Queridos amigos, la paz, en su sentido más pleno y alto, es la suma y la síntesis de todas las bendiciones. Por eso, cuando dos personas amigas se encuentran se saludan deseándose mutuamente la paz. También la Iglesia, en el primer día del año, invoca de modo especial este bien supremo, y, como la Virgen María, lo hace mostrando a todos a Jesús, ya que, como afirma el apóstol Pablo, «él es nuestra paz» (Ef 2,14), y al mismo tiempo es el «camino» por el que los hombres y los pueblos pueden alcanzar esta meta, a la que todos aspiramos.

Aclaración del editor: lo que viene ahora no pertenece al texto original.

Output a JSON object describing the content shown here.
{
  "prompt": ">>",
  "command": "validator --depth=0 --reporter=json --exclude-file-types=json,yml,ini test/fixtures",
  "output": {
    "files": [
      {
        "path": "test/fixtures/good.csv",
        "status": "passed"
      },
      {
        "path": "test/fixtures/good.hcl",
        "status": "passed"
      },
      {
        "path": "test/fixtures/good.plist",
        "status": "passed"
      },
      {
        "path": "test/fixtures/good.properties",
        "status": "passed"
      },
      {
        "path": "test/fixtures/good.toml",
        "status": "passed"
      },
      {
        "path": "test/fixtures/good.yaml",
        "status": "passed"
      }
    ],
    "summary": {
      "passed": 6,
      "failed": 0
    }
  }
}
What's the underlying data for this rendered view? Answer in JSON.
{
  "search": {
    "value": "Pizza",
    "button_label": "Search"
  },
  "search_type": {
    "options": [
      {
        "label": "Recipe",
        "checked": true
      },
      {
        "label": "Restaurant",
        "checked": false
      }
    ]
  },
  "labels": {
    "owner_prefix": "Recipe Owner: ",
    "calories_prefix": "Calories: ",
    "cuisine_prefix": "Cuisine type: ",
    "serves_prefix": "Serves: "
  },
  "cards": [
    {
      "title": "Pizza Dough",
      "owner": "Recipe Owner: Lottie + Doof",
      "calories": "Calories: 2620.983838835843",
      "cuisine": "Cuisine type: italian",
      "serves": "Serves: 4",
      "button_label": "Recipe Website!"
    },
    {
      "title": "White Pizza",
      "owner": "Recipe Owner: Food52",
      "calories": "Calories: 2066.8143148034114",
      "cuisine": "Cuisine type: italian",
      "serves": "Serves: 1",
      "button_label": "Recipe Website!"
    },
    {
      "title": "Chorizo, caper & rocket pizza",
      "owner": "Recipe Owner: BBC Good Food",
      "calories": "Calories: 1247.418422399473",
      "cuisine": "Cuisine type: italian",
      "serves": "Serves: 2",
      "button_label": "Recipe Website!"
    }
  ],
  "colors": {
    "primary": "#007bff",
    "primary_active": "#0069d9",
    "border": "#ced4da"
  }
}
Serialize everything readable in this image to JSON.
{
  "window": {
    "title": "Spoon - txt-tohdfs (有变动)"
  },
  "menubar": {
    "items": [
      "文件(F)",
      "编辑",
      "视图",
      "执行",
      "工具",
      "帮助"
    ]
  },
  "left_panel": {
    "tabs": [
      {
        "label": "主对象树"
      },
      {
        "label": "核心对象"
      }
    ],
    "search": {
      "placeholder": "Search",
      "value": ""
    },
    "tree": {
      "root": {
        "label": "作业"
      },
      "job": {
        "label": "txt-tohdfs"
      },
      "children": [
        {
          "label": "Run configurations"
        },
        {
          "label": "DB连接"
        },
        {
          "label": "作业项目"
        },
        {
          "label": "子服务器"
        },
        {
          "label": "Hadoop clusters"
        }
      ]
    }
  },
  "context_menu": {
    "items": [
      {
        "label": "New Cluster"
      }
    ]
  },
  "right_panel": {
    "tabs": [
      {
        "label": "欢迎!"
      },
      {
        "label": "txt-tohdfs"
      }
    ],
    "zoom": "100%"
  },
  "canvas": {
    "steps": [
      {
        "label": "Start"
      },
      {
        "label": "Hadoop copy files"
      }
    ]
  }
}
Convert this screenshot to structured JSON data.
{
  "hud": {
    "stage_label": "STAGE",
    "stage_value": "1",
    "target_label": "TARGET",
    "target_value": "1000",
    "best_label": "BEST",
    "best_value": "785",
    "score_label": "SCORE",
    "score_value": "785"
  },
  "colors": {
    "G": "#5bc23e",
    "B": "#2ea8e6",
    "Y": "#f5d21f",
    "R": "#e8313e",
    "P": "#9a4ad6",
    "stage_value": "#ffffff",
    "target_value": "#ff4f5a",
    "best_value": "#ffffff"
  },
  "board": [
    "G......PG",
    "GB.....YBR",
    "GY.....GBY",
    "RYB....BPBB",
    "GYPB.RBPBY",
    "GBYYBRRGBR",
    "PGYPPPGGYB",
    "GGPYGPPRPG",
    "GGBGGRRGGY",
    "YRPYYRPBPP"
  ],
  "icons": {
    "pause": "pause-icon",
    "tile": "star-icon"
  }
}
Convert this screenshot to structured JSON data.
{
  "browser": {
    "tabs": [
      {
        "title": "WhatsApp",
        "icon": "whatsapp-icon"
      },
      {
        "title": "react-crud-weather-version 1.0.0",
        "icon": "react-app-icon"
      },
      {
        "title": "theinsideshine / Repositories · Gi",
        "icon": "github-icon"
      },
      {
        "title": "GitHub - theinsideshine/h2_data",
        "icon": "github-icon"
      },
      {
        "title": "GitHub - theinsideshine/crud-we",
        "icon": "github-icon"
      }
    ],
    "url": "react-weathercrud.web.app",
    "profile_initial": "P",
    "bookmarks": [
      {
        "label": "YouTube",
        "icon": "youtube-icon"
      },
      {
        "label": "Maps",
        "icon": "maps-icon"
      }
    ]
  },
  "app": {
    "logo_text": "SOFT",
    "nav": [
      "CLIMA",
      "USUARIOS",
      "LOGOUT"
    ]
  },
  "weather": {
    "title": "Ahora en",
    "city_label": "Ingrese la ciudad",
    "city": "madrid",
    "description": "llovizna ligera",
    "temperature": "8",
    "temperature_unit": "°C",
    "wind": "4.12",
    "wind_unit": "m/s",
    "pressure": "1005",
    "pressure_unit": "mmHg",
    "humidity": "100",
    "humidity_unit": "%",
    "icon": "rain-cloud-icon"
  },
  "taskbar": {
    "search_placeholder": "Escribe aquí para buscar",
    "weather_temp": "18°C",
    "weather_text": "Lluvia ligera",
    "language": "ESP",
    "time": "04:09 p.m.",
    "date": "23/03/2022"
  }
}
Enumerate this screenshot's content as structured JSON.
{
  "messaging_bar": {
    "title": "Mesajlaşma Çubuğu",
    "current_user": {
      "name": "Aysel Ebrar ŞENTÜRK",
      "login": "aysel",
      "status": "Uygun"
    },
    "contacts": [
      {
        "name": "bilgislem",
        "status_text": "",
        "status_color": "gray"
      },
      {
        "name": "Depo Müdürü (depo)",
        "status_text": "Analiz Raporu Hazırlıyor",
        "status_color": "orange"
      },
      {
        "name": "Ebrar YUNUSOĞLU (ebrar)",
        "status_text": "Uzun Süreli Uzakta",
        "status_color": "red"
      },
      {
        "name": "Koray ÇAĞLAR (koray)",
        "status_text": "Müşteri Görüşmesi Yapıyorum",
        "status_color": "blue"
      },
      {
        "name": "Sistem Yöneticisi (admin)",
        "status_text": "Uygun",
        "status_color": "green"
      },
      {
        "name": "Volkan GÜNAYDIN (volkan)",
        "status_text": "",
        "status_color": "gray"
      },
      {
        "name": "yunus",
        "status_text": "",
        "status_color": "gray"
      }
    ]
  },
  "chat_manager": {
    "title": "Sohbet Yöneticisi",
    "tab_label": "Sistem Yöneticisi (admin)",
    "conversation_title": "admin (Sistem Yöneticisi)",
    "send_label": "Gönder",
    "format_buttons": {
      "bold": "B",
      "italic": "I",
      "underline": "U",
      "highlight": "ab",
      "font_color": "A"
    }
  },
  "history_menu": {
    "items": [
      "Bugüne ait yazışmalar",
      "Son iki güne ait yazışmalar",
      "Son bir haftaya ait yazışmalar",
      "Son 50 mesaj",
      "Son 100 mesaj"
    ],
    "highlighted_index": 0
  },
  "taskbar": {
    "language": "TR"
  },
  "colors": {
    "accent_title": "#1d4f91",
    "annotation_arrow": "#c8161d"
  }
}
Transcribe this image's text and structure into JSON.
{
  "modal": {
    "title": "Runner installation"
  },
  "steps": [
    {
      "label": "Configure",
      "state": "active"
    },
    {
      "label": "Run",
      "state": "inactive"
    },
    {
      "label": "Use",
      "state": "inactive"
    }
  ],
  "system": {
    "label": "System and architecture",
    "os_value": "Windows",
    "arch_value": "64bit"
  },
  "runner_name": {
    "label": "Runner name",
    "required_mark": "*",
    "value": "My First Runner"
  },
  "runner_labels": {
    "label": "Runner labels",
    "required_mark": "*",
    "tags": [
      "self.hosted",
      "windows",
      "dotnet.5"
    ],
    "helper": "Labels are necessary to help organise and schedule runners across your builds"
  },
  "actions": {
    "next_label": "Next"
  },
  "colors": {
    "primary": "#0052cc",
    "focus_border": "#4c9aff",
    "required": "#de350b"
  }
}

… Dios es amor, es justo y pacífico, y quien quiere honrarlo debe sobre todo comportarse como un hijo que sigue el ejemplo del padre. Un salmo afirma: «El Señor hace justicia y defiende a todos los oprimidos … El Señor es compasivo y misericordioso, lento a la ira y rico en clemencia» (Sal 103,6.8). Como Jesús nos ha demostrado con el testimonio de su vida, justicia y misericordia conviven en Dios perfectamente. En Jesús «misericordia y fidelidad» se encuentran, «la justicia y la paz» se besan (cf. Sal 85,11). En estos días la Iglesia celebra el gran misterio de la encarnación: la verdad de Dios ha brotado de la tierra y la justicia mira desde el cielo, la tierra ha dado su fruto (cf. Sal 85,12.13). Dios nos ha hablado en su Hijo Jesús. Escuchemos lo que nos dice Dios: Él «anuncia la paz» (Sal 85,9). La Virgen María hoy nos lo indica, nos muestra el camino: ¡Sigámosla! Y tú, Madre Santa de Dios, acompáñanos con tu protección. Amén.